The Indian rupee has crossed the historic 96 mark against the US dollar for the first time ever, continuing its sharp decline in 2026 and raising fresh concerns over inflation, import costs, and financial stability.
According to market data, the rupee, which had ended 2025 at around 89.77 against the US dollar, has weakened by nearly 7% so far this year. The currency had already crossed the 93, 94, and 95 levels earlier in March before slipping further to breach the 96-mark milestone.
Financial experts believe multiple global and domestic factors are contributing to the rupee’s depreciation. Rising geopolitical tensions, strong demand for the US dollar, higher crude oil prices, foreign investor outflows, and uncertainty in global markets have all placed pressure on emerging market currencies, including the Indian rupee.
Economists warn that a weaker rupee could increase the cost of imports such as crude oil, electronics, and industrial goods, potentially leading to higher inflation in the coming months.
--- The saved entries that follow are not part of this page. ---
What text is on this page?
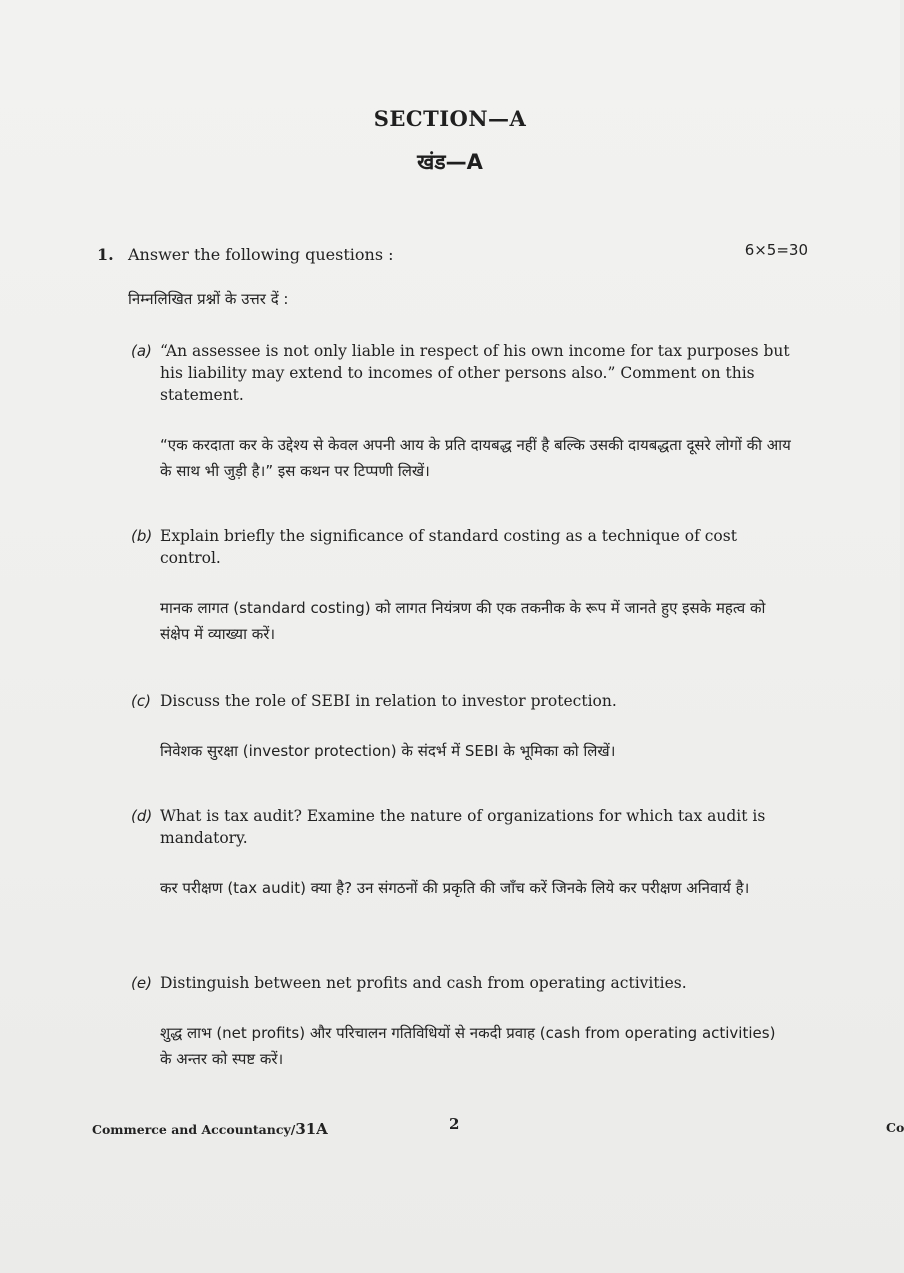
SECTION—A
खंड—A
1. Answer the following questions :	6×5=30
निम्नलिखित प्रश्नों के उत्तर दें :

(a) “An assessee is not only liable in respect of his own income for tax purposes but his liability may extend to incomes of other persons also.” Comment on this statement.

“एक करदाता कर के उद्देश्य से केवल अपनी आय के प्रति दायबद्ध नहीं है बल्कि उसकी दायबद्धता दूसरे लोगों की आय के साथ भी जुड़ी है।” इस कथन पर टिप्पणी लिखें।

(b) Explain briefly the significance of standard costing as a technique of cost control.

मानक लागत (standard costing) को लागत नियंत्रण की एक तकनीक के रूप में जानते हुए इसके महत्व को संक्षेप में व्याख्या करें।

(c) Discuss the role of SEBI in relation to investor protection.

निवेशक सुरक्षा (investor protection) के संदर्भ में SEBI के भूमिका को लिखें।

(d) What is tax audit? Examine the nature of organizations for which tax audit is mandatory.

कर परीक्षण (tax audit) क्या है? उन संगठनों की प्रकृति की जाँच करें जिनके लिये कर परीक्षण अनिवार्य है।

(e) Distinguish between net profits and cash from operating activities.

शुद्ध लाभ (net profits) और परिचालन गतिविधियों से नकदी प्रवाह (cash from operating activities) के अन्तर को स्पष्ट करें।
Commerce and Accountancy/31A	2	Co
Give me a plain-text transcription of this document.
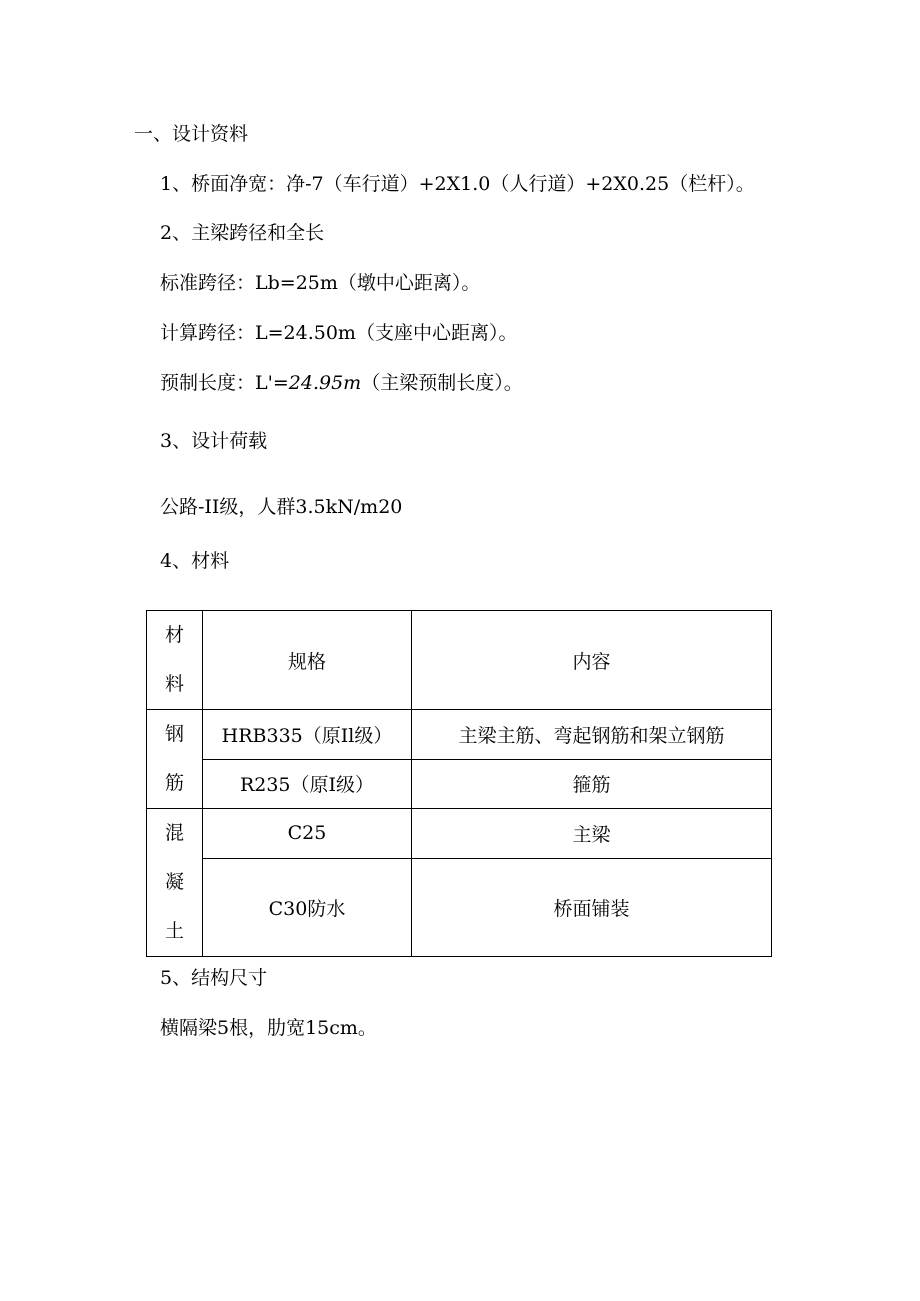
一、设计资料
1、桥面净宽：净-7（车行道）+2X1.0（人行道）+2X0.25（栏杆）。
2、主梁跨径和全长
标准跨径：Lb=25m（墩中心距离）。
计算跨径：L=24.50m（支座中心距离）。
预制长度：L'=24.95m（主梁预制长度）。
3、设计荷载
公路-II级，人群3.5kN/m20
4、材料
材料	规格	内容
钢筋	HRB335（原Il级）	主梁主筋、弯起钢筋和架立钢筋
	R235（原I级）	箍筋
混凝土	C25	主梁
	C30防水	桥面铺装
5、结构尺寸
横隔梁5根，肋宽15cm。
Businesses dependent on imported raw materials may also face increased operational expenses.
However, some analysts say sectors like exports and IT services could benefit from the weaker currency, as Indian goods and services become relatively cheaper in international markets.
The Reserve Bank of India is expected to closely monitor the situation and may intervene to manage excessive volatility in the currency market if required. Investors and businesses are now watching global developments carefully to assess whether the rupee stabilises or faces further downward pressure.